About Kirsten Harris-Talley

Kirsten Harris-Talley grew up in rural Missouri and, after a stint in Chicago, now has a long record of advocacy and public service in the Seattle area. She brings over 15 years of experience in cultural proficiency, program implementation, and organizational development to her role as Program Director at Progress Alliance of Washington, a nonprofit organization focusing on systematic improvements that make Washington State a healthy place to live with shared economic success and security, and a democracy that works for its people by giving substantial grants to over a dozen projects and start-up organizations each year; Kirsten oversees the group’s funding portfolio, development of new programs and coordinates political strategy.  She is also a founding board member of SURGE Reproductive Justice, a group dedicated to access, engagement, freedom, and human dignity in the reproductive and family planning spaces.   On the heels of a major policy victory ensuring reproductive equity for incarcerated women, SURGE recently launched the Prison Doula Project in partnership with local doulas and prison support organizations.

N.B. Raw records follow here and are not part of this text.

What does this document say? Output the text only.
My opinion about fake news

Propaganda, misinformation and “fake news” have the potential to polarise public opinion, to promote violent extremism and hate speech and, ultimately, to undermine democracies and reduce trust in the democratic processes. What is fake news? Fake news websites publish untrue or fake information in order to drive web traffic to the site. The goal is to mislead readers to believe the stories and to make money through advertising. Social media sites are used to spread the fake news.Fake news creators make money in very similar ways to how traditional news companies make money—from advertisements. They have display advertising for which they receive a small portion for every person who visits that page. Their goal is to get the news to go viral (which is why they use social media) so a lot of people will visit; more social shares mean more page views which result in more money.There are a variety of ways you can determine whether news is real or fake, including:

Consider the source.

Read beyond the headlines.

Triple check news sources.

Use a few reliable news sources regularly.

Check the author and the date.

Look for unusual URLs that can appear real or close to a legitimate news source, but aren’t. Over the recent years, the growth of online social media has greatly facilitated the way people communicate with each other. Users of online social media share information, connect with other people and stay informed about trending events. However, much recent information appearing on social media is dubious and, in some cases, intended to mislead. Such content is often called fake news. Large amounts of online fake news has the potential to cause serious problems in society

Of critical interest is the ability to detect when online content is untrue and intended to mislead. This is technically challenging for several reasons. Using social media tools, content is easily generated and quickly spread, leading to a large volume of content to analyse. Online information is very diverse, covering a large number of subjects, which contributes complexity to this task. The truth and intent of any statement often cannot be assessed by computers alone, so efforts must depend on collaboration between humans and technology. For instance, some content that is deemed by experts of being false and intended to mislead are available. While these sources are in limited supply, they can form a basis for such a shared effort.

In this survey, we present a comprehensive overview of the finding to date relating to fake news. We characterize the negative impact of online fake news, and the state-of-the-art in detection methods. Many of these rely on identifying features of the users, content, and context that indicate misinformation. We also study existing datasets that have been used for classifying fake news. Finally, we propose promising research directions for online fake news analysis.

In October 2017, the Seattle City Council appointed Kirsten to serve a two-month temporary term left vacant by Tim Burgess’s appointment as temporary mayor in the wake of Ed Murray’s sudden departure.  Her unconventional, yet deeply effective 51-day stint in the at-large seat now held by Teresa Mosqueda garnered outsized attention for her attention to detail on focus on the city budget as a moral document, and — coupled with her uniquely high likeability across Seattle — has generated questions about a future “full time” run.

For now, Kirsten says, she makes the most of her limited downtime cooking and rocking the karaoke mic with her husband Jason and their two children.